Henry as well as Sam were, it is we suspect as the two men who sneaked in on Joel and Ellie in their office building hideout at conclusion of last week’s episode. When they left Edelstein’s hidden hideout, Henry saw Joel and Ellie escape from an ambush. In the hopes that these newcomers would aid in their to escape, Henry and Sam followed them to devise an idea. Four of them have to go together through the city’s tunnels for maintenance -they Henry claims are not contaminated by the disease, thanks to the secret FEDRA program that Kathleen isn’t aware of -and then escape via a residential area near an embankment. This is next to the bridge which is out of town.
However, Henry chooses to come open to Joel to let Joel know that Kathleen is in a state of anger. Henry did mention FEDRA to Michael as he was in need of medication for Sam who, was deaf, and also deaf was also a victim of leukemia. (“I do not work on rats.” Joel reflexively says at an instance. “Today you do,” Henry says.)
That’s why our escapees being confronted with numerous militia rifles. They make it through the tunnels in good shape however, the sniper takes them down as they come out, and by the time Joel is able to disarm the gunman Kathleen’s troops have bulldozed their way through. Henry is willing to give up his life to let Sam Ellie and Ellie to get out however Kathleen isn’t enthralled by any sob story of the death of her brother. “Kids die, Henry,” Kathleen says. As she draws the gun from her pocket, she says, “It ends the way it ends.”

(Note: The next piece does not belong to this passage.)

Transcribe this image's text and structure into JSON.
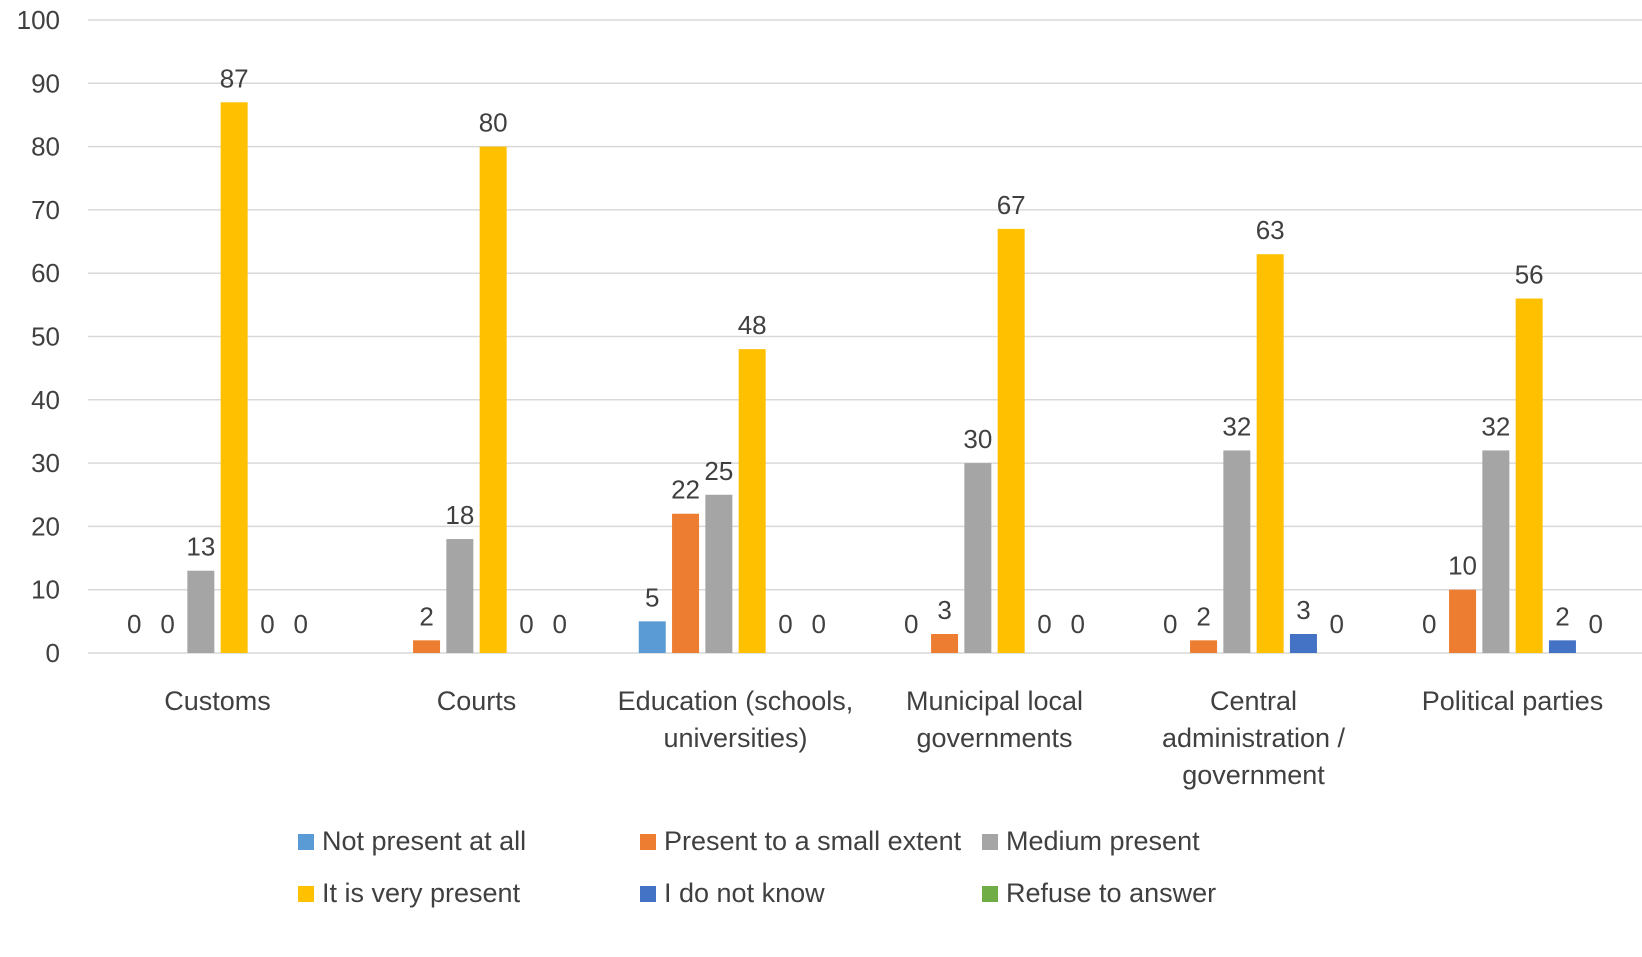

In the background, the monsters. Before Kathleen is able to shoot her massive armored vehicles slips through an opening in the earth, and loses massive amounts of the extremely dangerous underground creatures Henry refers to as “clickers” — including one Big Boss mega-zombie who looks terrifying and amazing. (The video game contains an entire hierarchy of affected.) Due to Joel protecting his friends from the sniper’s hive when they race towards the embankment, all four them manage to break out of the chaos. However, they’re not spared: Sam gets infected. Even though Ellie is trying to help him by smear part of her blood onto the wound, he turns insane, and Henry is forced to shoot him. Without a reason to remain in the fight, he shoots himself.
This is a truly sad ending as these brothers could have been great travel partners. Ellie and Sam were fast friends sharing a love for her collection of puns as well as the comic book series they both enjoy. (Quoting from the book, Ellie says, “To the edge of the universe, endure and survive!”) In the final moments before close, they discuss their fears and Ellie confessing “I’m scared of ending up alone.” Then Sam – poor Sam, fated Sam asks the question that everyone would have been asking when they were trying to kill one to kill each other.
“If you turn into a monster, is it still you inside?”
Side Quests
Kathleen does not stay for long enough to be the heroic tragic character she was destined to be, but Mazin does provide Melanie Lynskey with two fantastic scenes that enhance the character. The first one is a collaborator review of the night FEDRA came down, in which she scolds the group for having their neighbors sold out to buy “apples” and then demands she know what they have learned. (“You’re informers! Tell me!”) In the second scene, she wanders around the old room and talks about her childhood with her brother, a decent man who was begging her to be able to forgive Henry. The purpose of these two episodes is to prove that Kathleen was able to justify her decision to take out FEDRA and anyone who helped them. But she also knows that she took things higher than Michael would have.
Sam and Henry are locked up over the course of 10 days inside Edelstein’s secret loft, along with a tiny amount of canned food and a large box of crayons. Then, they travel with Joel as well as Ellie to the ruins of an underground town, that has games and books. Like always, the main goal in almost all post-apocalyptic fiction and, well, even in real life — is to locate an area of safety with food and activities and to remain as long as is possible.